О чем думает человек на грани самоубийства? Я думал о том, что если бы спагетти были одушевленными, какой вариант выбрали бы они? С одной стороны, если я решу покончить с собой, то, наверное, мне незачем предварительно набивать желудок, а значит и варить спагетти — незачем. Для одушевленных спагетти это вроде бы неплохо: в кипяток кому же хочется? С другой стороны, в чем назначение спагетти? Быть сваренными и съеденными. Я бы, наверное, хотел выполнить свое предназначение, если б только его знал. Выходит, что спагетти, имей они душу, воспротивились бы моему самоубийству, поскольку это помешало бы им выполнить свой долг? "Ну, хватит, хватит, — остановил я ход рассуждений. — По большому счету, эти смысловые упражнения не больше, чем еще одна возможность не принимать решение. Что выбрать? Внутренне я знаю, что самоубийство не по мне. В чем тут дело? Боюсь? Нет, наверное осталась во мне надежда, что вернется стержень. Самого стержня нет — так хоть надежда. Что ж — тоже неплохо."

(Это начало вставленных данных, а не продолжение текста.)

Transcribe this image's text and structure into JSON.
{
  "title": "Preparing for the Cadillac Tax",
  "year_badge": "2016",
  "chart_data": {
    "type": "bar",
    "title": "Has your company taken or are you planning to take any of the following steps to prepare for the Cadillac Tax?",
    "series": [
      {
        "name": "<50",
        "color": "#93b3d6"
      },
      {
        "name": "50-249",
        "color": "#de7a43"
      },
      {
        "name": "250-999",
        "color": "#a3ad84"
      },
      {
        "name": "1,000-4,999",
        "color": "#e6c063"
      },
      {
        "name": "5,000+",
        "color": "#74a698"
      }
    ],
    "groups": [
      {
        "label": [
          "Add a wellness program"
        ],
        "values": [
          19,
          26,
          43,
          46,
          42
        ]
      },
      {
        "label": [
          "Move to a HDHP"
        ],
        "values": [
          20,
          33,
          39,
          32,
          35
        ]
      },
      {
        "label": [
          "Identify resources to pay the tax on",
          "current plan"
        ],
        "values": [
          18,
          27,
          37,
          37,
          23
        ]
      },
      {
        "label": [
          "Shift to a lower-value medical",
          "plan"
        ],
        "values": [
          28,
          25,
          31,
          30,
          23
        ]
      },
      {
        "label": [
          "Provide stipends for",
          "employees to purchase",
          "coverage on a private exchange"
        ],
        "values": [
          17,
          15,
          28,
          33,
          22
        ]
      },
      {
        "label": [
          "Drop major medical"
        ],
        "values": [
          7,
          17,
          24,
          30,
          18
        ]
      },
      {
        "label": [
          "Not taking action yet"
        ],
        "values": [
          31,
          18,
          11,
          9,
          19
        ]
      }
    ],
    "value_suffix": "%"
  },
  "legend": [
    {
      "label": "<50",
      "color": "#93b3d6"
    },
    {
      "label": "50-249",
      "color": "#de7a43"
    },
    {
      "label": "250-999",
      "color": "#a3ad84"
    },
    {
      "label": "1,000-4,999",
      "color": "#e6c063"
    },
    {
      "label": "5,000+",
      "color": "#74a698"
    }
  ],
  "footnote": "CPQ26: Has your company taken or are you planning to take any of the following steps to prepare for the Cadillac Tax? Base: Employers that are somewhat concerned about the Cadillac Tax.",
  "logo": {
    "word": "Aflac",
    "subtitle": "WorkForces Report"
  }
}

Честное слово, такого облегчения, как в тот момент, не испытывал уже давно. Былая жизнь закончилась. Можно поставить точку. И факт того, что к прошлому возврата нет, и можно про него даже не вспоминать, оказал невыразимо облегчающий эффект. Я вздохнул. Посолил закипевшую воду. Улыбнулся спагетти: "Видимо, от судьбы быть сваренными вам не уйти". И бросил их в кастрюлю.
Глава 3
Когда-то в детстве жизнь казалась прекрасной. Каждое утро я просыпался с чувством восторга, что мне опять предстоит жить. Мне нравилось все. Нравилось, просыпаясь, видеть лицо мамы. Я чувствовал, что ей жалко меня будить, наблюдая, как хорошо мне спится. Чувствовал, сколько во всем ее присутствии нежности и любви — и открывал поскорей глаза, чтобы уменьшить эти ее страдания. Нравилось завтракать — я все время представлял себя каким-то неведомым и грозным чудовищем для бедных сосисок, которые я поедал. Нравилось идти с мамой или папой в садик, потому что там — друзья. И мы весь день будем с ними играть и познавать этот огромный мир. Не нравилось только спать после обеда: ну как можно спать, когда жизнь так прекрасна?!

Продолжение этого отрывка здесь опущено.